A lot of students in California community colleges are hoping to prepare for a four-year college. What are you hearing from the four-year institutions? Are they at ease with you dropping the requirement? Or would they then make the students take the same algebra course they’re not taking at community college?
This question is being raised at all levels of higher education — the university level as well as the community college level. There’s a great body of research that’s informing this discussion, much of it coming from some of our top universities, like the Dana Center at the University of Texas, or the Carnegie Foundation. So there’s a lot of research behind this and I think more and more of our public and private university partners are delving into this question of what is the right level of math depending on which major a student is pursuing.
Look. We get transfer students from community colleges at my university all the time. They do not and should not get a free pass on courses that our full four year students have to take — we don’t set standards arbitrarily. They need to take certain lower level courses because they’ll need those skills in upper level courses. If the community colleges set lower standards, it just means that they’ll have wasted two years as the four year colleges tell all those students entering in their third year that sorry, you have to go back and take all these courses your CC decided were unnecessary.
In a perfect world, students would learn algebra in high school; students who struggled or were not mature enough to engage in disciplined learning (which is a real problem) would attend a CC to get the prep they missed in high school, and the four year colleges would be able to assume a basic skill set on all entering students. If CCs are going to punt, what next? Do we just get unprepared students who enter college with 60 credits of unchallenging courses that do not prepare them all for the major curriculum?
And there are people writing about concepts of numeracy that may be different from what people have been teaching all this time. Do you have in mind a curriculum that would be more useful than intermediate algebra?
We are piloting different math pathways within our community colleges. We’re working with our university partners at CSU and the UC, trying to ensure that we can align these courses to best prepare our students to succeed in majors. And if you think about it, you think about the use of statistics not only for a social science major but for every U.S. citizen. This is a skill that we should have all of our students have with them because this affects them in their daily life.

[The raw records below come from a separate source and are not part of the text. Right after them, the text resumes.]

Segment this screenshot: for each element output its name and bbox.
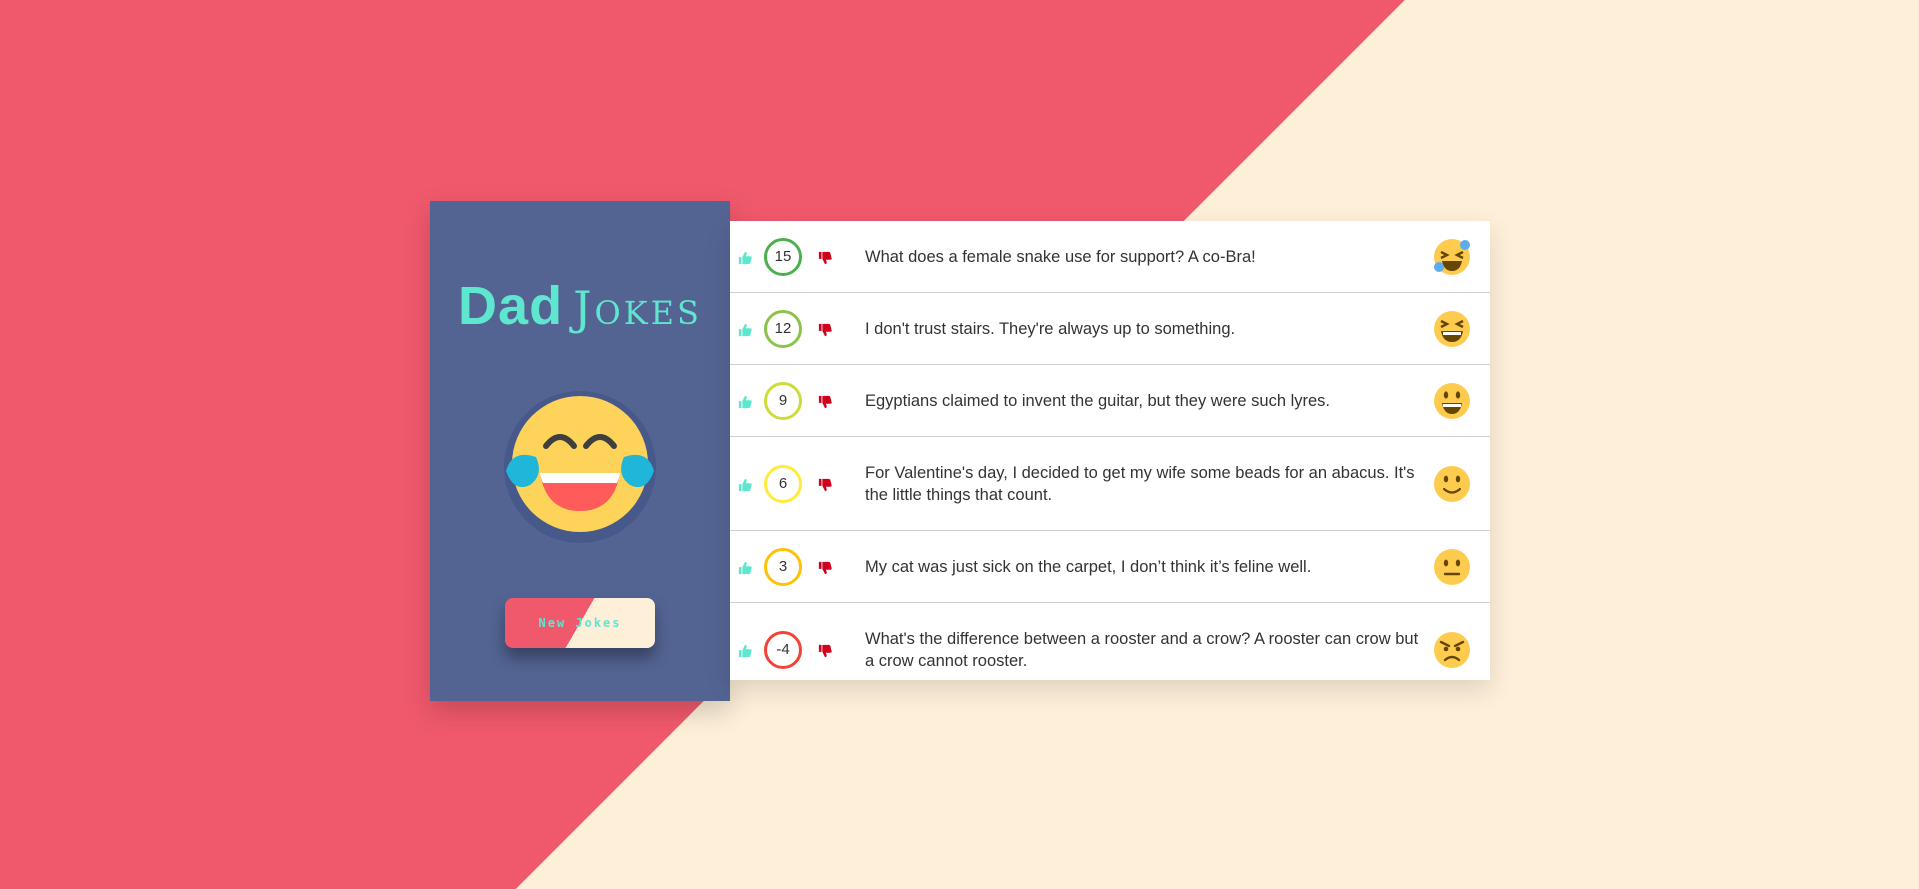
vote-controls: 3 (738, 531, 838, 602)
joke-score: 15 (764, 237, 802, 276)
jokes-list: 15 What does a female snake use for suppo… (730, 221, 1490, 680)
vote-controls: 6 (738, 437, 838, 530)
joke-score: 12 (764, 309, 802, 348)
joke-row: -4 What's the difference between a rooste… (730, 603, 1490, 696)
thumbs-down-icon[interactable] (818, 394, 832, 408)
app-title: Dad Jokes (430, 279, 730, 333)
thumbs-down-icon[interactable] (818, 477, 832, 491)
thumbs-up-icon[interactable] (738, 477, 752, 491)
smiley-icon (1434, 382, 1470, 419)
thumbs-up-icon[interactable] (738, 250, 752, 264)
dad-jokes-app: Dad Jokes New Jokes 15 What does a female … (430, 201, 1490, 701)
thumbs-down-icon[interactable] (818, 643, 832, 657)
thumbs-down-icon[interactable] (818, 250, 832, 264)
title-bold: Dad (458, 276, 564, 336)
joke-text: What's the difference between a rooster … (865, 629, 1419, 670)
joke-text: My cat was just sick on the carpet, I do… (865, 557, 1312, 576)
joke-text: Egyptians claimed to invent the guitar, … (865, 391, 1330, 410)
joke-text: I don't trust stairs. They're always up … (865, 319, 1236, 338)
thumbs-down-icon[interactable] (818, 322, 832, 336)
vote-controls: 9 (738, 365, 838, 436)
joke-row: 12 I don't trust stairs. They're always u… (730, 293, 1490, 365)
thumbs-up-icon[interactable] (738, 394, 752, 408)
vote-controls: -4 (738, 603, 838, 696)
thumbs-up-icon[interactable] (738, 643, 752, 657)
joke-row: 3 My cat was just sick on the carpet, I d… (730, 531, 1490, 603)
laughing-icon (1434, 310, 1470, 347)
new-jokes-button[interactable]: New Jokes (505, 598, 655, 648)
vote-controls: 15 (738, 221, 838, 292)
joke-row: 6 For Valentine's day, I decided to get m… (730, 437, 1490, 531)
sidebar: Dad Jokes New Jokes (430, 201, 730, 701)
vote-controls: 12 (738, 293, 838, 364)
joke-row: 15 What does a female snake use for suppo… (730, 221, 1490, 293)
joke-score: -4 (764, 630, 802, 669)
joke-score: 9 (764, 381, 802, 420)
thumbs-up-icon[interactable] (738, 322, 752, 336)
neutral-face-icon (1434, 548, 1470, 585)
slight-smile-icon (1434, 465, 1470, 502)
joke-row: 9 Egyptians claimed to invent the guitar,… (730, 365, 1490, 437)
rofl-icon (1434, 238, 1470, 275)
tears-of-joy-icon (504, 391, 656, 543)
joke-score: 6 (764, 464, 802, 503)
thumbs-down-icon[interactable] (818, 560, 832, 574)
joke-text: What does a female snake use for support… (865, 247, 1256, 266)
title-light: Jokes (573, 281, 702, 335)
joke-score: 3 (764, 547, 802, 586)
angry-face-icon (1434, 631, 1470, 668)
thumbs-up-icon[interactable] (738, 560, 752, 574)
joke-text: For Valentine's day, I decided to get my… (865, 463, 1415, 504)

I kind of agree with this — I would like to see more statistics-literacy in the general public. But this is a proposal to increase the amount of math students should know, and I don’t know how you teach statistics to students who can’t comprehend algebra. Again, there seems to be a relevance argument lurking here — if statistics awareness is good for every U.S. citizen, how can you suggest that art majors have no need of algebra? I want to see some minimal expectations for numeracy and literacy, and we don’t get there by trying to second-guess whether a student will ever find a particular fundamental skill “useful”. You just don’t know.